You must be aged 55 or over and have a Defined Contribution pension. We can't accept pensions that are already in drawdown so you must not have accessed the tax-free cash from your pension yet. We can only accept transfers of your full pension pot.
I’m happy to apply for pension drawdown online
You can only apply for pension drawdown online, we’re unable to process applications over the phone.
I want control over my pension
If you're happy to choose one of four objectives which will be linked to an investment solution, this option may be right for you.
I want a flexible drawdown income
If you don’t need a guaranteed income and want to have the flexibility to dip into your pension when it suits you, this product may be right for you.
What if I'm a member of a Legal & General Workplace Pension?
If you’re a member of a Legal & General Workplace Pension, you may have the option to access drawdown in that scheme, which could be more suitable for your needs. Please contact us for more information and details on how to get a quote. Find out more about your options
- The income you draw down is taxable
After you've taken your tax-free cash, any income you take will be subject to income tax. The amount of tax you pay on income from the plan will depend on your circumstances, and may change based on your income tax rate.
- Your state benefits could be affected
This plan could affect your entitlement to any means tested state benefits.
The value of your pension pot is not guaranteed
The value of your pension pot isn’t guaranteed and will depend on several things such as how much you pay in and when you choose to take your money. It’s also important to note the value of your pension pot can go down as well as up. Further details on the potential risks can be found in the Key Features Document.
You may run out of money
You should regularly review the amount you are withdrawing.
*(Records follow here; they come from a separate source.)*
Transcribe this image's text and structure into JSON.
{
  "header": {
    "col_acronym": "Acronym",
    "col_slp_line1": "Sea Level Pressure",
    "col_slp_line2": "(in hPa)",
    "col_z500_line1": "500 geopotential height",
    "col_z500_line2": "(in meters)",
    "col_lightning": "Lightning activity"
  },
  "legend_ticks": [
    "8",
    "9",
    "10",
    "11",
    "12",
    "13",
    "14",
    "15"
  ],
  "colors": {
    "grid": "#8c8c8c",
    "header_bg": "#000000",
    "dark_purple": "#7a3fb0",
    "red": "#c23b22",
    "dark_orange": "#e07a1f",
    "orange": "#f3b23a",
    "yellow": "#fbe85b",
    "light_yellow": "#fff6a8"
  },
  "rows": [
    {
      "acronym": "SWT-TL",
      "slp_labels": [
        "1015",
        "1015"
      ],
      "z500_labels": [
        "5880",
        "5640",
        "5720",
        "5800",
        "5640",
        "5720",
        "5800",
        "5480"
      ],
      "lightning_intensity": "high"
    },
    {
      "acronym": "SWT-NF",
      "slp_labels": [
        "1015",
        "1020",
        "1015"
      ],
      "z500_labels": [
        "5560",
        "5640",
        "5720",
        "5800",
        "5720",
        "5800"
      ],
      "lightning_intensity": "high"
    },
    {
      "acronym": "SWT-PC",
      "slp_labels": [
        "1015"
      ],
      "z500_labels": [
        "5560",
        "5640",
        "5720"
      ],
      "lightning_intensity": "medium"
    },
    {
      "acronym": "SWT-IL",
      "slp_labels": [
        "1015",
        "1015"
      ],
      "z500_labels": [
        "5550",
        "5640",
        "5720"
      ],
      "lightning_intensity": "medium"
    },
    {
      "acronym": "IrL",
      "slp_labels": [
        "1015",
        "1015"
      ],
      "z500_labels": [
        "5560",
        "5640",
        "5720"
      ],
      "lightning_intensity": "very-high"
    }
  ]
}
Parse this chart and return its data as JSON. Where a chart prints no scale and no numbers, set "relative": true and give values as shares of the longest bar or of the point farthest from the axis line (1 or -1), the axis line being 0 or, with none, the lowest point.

Because your income isn’t guaranteed, if your investment returns do not meet your expectations, if you live longer than expected or if you take too much money out too quickly then you could run out of money.
There are some costs involved
There are charges for managing your account and charges applied to the investments you hold. We have a service charge of 0.25% of the value of your Pension per year. There is also a Fund Management Charge which differs from fund to fund. More detail on charges can be found below and in the Key Features Document.
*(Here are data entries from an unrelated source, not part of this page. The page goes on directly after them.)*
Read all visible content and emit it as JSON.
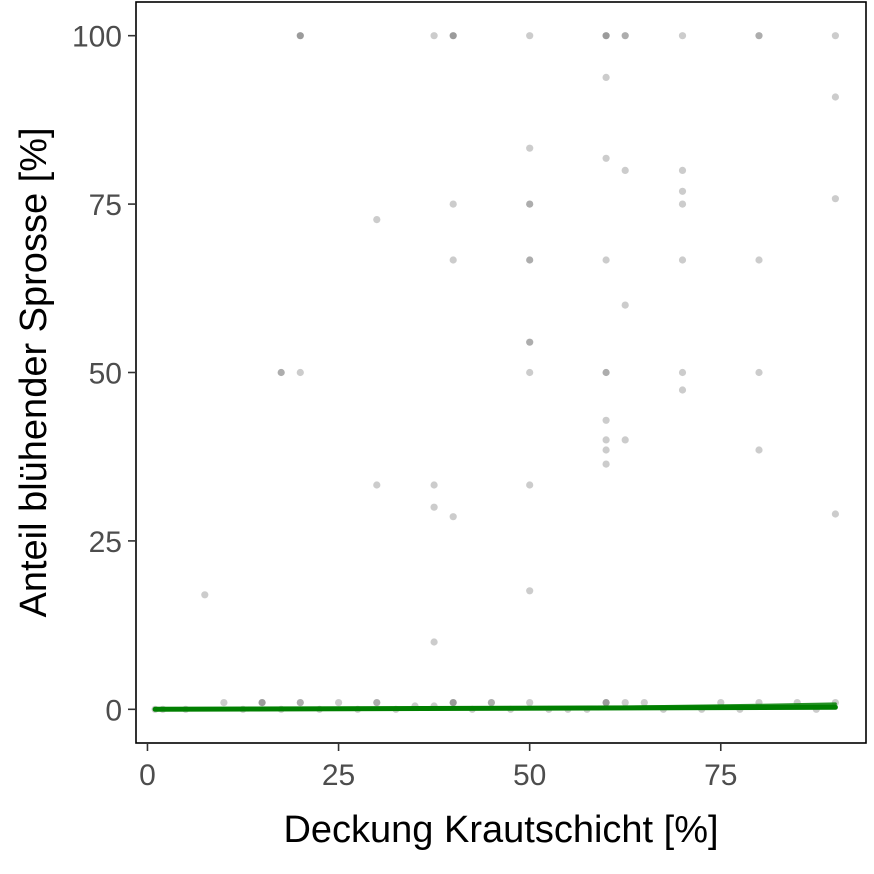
{
  "chart_data": {
    "type": "scatter",
    "title": "",
    "xlabel": "Deckung Krautschicht [%]",
    "ylabel": "Anteil blühender Sprosse [%]",
    "xlim": [
      -1.5,
      94
    ],
    "ylim": [
      -5,
      105
    ],
    "x_ticks": [
      0,
      25,
      50,
      75
    ],
    "y_ticks": [
      0,
      25,
      50,
      75,
      100
    ],
    "grid": false,
    "colors": {
      "points": "#7f7f7f",
      "trend": "#007f00",
      "axis": "#000000"
    },
    "series": [
      {
        "points": [
          [
            20,
            100,
            3
          ],
          [
            40,
            100,
            3
          ],
          [
            60,
            100,
            3
          ],
          [
            62.5,
            100,
            2
          ],
          [
            80,
            100,
            2
          ],
          [
            37.5,
            100,
            1
          ],
          [
            50,
            100,
            1
          ],
          [
            70,
            100,
            1
          ],
          [
            90,
            100,
            1
          ],
          [
            60,
            93.8,
            1
          ],
          [
            90,
            90.9,
            1
          ],
          [
            50,
            83.3,
            1
          ],
          [
            60,
            81.8,
            1
          ],
          [
            62.5,
            80,
            1
          ],
          [
            70,
            80,
            1
          ],
          [
            70,
            76.9,
            1
          ],
          [
            90,
            75.8,
            1
          ],
          [
            40,
            75,
            1
          ],
          [
            50,
            75,
            2
          ],
          [
            70,
            75,
            1
          ],
          [
            30,
            72.7,
            1
          ],
          [
            40,
            66.7,
            1
          ],
          [
            50,
            66.7,
            2
          ],
          [
            60,
            66.7,
            1
          ],
          [
            70,
            66.7,
            1
          ],
          [
            80,
            66.7,
            1
          ],
          [
            62.5,
            60,
            1
          ],
          [
            50,
            54.5,
            2
          ],
          [
            17.5,
            50,
            2
          ],
          [
            20,
            50,
            1
          ],
          [
            50,
            50,
            1
          ],
          [
            60,
            50,
            2
          ],
          [
            70,
            50,
            1
          ],
          [
            80,
            50,
            1
          ],
          [
            70,
            47.4,
            1
          ],
          [
            60,
            42.9,
            1
          ],
          [
            60,
            40,
            1
          ],
          [
            62.5,
            40,
            1
          ],
          [
            60,
            38.5,
            1
          ],
          [
            80,
            38.5,
            1
          ],
          [
            60,
            36.4,
            1
          ],
          [
            30,
            33.3,
            1
          ],
          [
            37.5,
            33.3,
            1
          ],
          [
            50,
            33.3,
            1
          ],
          [
            37.5,
            30,
            1
          ],
          [
            90,
            29,
            1
          ],
          [
            40,
            28.6,
            1
          ],
          [
            50,
            17.6,
            1
          ],
          [
            7.5,
            17,
            1
          ],
          [
            37.5,
            10,
            1
          ],
          [
            1,
            0,
            1
          ],
          [
            10,
            1,
            1
          ],
          [
            15,
            1,
            3
          ],
          [
            20,
            1,
            2
          ],
          [
            25,
            1,
            1
          ],
          [
            30,
            1,
            2
          ],
          [
            35,
            0.5,
            1
          ],
          [
            37.5,
            0.5,
            1
          ],
          [
            40,
            1,
            3
          ],
          [
            45,
            1,
            2
          ],
          [
            50,
            1,
            1
          ],
          [
            55,
            0,
            1
          ],
          [
            60,
            1,
            3
          ],
          [
            62.5,
            1,
            1
          ],
          [
            65,
            1,
            1
          ],
          [
            75,
            1,
            1
          ],
          [
            80,
            1,
            1
          ],
          [
            85,
            1,
            1
          ],
          [
            90,
            1,
            1
          ],
          [
            2,
            0,
            1
          ],
          [
            5,
            0,
            1
          ],
          [
            12.5,
            0,
            1
          ],
          [
            17.5,
            0,
            1
          ],
          [
            22.5,
            0,
            1
          ],
          [
            27.5,
            0,
            1
          ],
          [
            32.5,
            0,
            1
          ],
          [
            42.5,
            0,
            1
          ],
          [
            47.5,
            0,
            1
          ],
          [
            52.5,
            0,
            1
          ],
          [
            57.5,
            0,
            1
          ],
          [
            67.5,
            0,
            1
          ],
          [
            72.5,
            0,
            1
          ],
          [
            77.5,
            0,
            1
          ],
          [
            87.5,
            0,
            1
          ]
        ]
      }
    ],
    "trend_lines": [
      {
        "x": [
          1,
          90
        ],
        "y": [
          0.0,
          0.3
        ]
      },
      {
        "x": [
          1,
          20,
          40,
          60,
          80,
          90
        ],
        "y": [
          0.0,
          0.05,
          0.15,
          0.3,
          0.6,
          0.8
        ]
      }
    ]
  }
}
Transferring your pension may affect your guaranteed benefits
Before you transfer a pension to us you should check if you have any valuable benefits with your existing provider. We don’t accept Defined Benefit Pensions, those with Guaranteed Annuity Rates, With Profits or Guaranteed Minimum Pensions.
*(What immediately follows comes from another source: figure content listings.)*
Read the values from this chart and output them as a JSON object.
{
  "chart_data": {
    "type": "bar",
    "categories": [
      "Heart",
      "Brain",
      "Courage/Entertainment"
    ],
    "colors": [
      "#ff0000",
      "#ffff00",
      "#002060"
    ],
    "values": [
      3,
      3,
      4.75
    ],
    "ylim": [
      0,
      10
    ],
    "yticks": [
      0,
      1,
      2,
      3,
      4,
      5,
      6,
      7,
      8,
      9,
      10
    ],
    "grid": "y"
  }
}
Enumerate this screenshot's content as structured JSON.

Investment pathways are a way for you to select the funds that you are investing in when you are in drawdown. You choose one of four objectives for what you would like to do with your money within the next 5 years and the objective you choose will be linked to an investment solution. When you choose your investment pathway, you won't be locked in and can change it at any time. There's also more detail on the objectives themselves within the application.
|Objectives||Investment||Key Investor Information Document|
|I have no plans to touch my money in the next 5 years||Multi-Index 5 Fund||Download PDF|
|I plan to use my money to set up a guaranteed income (annuity) within the next 5 years||Sterling Corporate Bond Index Fund||Download PDF|
|I plan to start taking my money as a long-term income within the next 5 years||Multi-Index 4 Fund||Download PDF|
|I plan to take out all my money within the next 5 years||Short Dated Sterling Corporate Bond Index Fund||Download PDF|
The example below gives you an idea of the income our pension drawdown product might provide. It assumes you take the maximum 25% tax-free cash sum available but you can choose to take less. The result is an example only and is not advice. The actual income you can get will depend on your individual circumstances.
Flexible income you can take when you want, it's not guaranteed
Personal Pension Drawdown
- You decide the amount of income and when it’s paid
- The value of your pension can go up or down and you could get back less than you paid in
- Income isn't guaranteed, you could run out of money
Guaranteed income for the rest of your life
- Can pay higher income for health conditions and lifestyle risks.
- Can provide an income for your spouse, civil partner or beneficiary after you die.
- Can’t change your options once the plan has started.